Dans la nuit du 13 septembre, les troupes azerbaïdjanaises ont ouvert le feu sur le territoire de l’Arménie voisine. Ce n’est pas la première escalade dans la région ces derniers mois, mais c’est certainement sans précédent. Non seulement les villes frontalières ont essuyé des tirs, mais aussi la station balnéaire arménienne de Jermuk.

La Russie reste le garant de la sécurité dans la région, mais elle est trop occupée par la guerre en Ukraine, et la situation turbulente au Haut-Karabakh n’est pas entre les mains de Moscou.

La BBC raconte ce que l’on sait des affrontements et s’ils pourraient conduire à une autre guerre majeure.

Bombardement de l’Arménie

Dans la nuit, l’Arménie a annoncé que l’Azerbaïdjan avait lancé les hostilités à la frontière.
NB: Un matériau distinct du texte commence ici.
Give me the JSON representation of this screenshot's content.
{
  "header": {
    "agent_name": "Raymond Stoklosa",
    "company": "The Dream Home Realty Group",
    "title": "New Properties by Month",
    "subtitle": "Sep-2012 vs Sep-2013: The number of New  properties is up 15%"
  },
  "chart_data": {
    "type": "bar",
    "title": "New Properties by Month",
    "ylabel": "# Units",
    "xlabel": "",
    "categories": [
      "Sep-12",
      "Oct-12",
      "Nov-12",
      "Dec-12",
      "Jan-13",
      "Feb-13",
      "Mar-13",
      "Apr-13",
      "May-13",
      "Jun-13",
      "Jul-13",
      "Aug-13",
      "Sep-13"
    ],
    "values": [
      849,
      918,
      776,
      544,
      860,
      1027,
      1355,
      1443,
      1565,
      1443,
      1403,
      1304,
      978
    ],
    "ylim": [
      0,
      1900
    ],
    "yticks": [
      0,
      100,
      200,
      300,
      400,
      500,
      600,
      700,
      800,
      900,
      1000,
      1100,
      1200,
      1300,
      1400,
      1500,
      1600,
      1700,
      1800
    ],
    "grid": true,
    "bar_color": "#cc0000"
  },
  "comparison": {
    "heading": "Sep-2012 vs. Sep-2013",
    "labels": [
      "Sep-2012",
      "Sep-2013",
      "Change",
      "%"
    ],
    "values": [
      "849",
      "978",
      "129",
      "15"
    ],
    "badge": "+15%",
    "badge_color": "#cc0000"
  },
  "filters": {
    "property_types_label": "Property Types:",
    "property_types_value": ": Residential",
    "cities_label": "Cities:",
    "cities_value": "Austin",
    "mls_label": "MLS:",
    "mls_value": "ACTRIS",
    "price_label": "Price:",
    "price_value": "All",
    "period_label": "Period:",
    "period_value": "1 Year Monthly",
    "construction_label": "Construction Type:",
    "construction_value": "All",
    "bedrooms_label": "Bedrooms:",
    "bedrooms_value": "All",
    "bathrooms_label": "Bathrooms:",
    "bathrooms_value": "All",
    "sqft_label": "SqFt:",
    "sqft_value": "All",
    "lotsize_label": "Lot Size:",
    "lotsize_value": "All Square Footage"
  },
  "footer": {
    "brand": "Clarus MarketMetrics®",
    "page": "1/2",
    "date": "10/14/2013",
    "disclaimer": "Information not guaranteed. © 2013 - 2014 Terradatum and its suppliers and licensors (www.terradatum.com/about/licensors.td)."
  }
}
Selon le ministère arménien de la Défense, Bakou utilise de l’artillerie, des mortiers, des drones et des armes légères de gros calibre.

Selon Erevan, les colonies de Vardenis, Sotk, Artanish, Ishkhanasar, Goris et Kapan ont été attaquées. Il est important de noter que tous ces villages et villes sont situés sur le territoire arménien et n’ont rien à voir avec le Haut-Karabakh, qui fait traditionnellement l’objet de désaccords entre les deux pays.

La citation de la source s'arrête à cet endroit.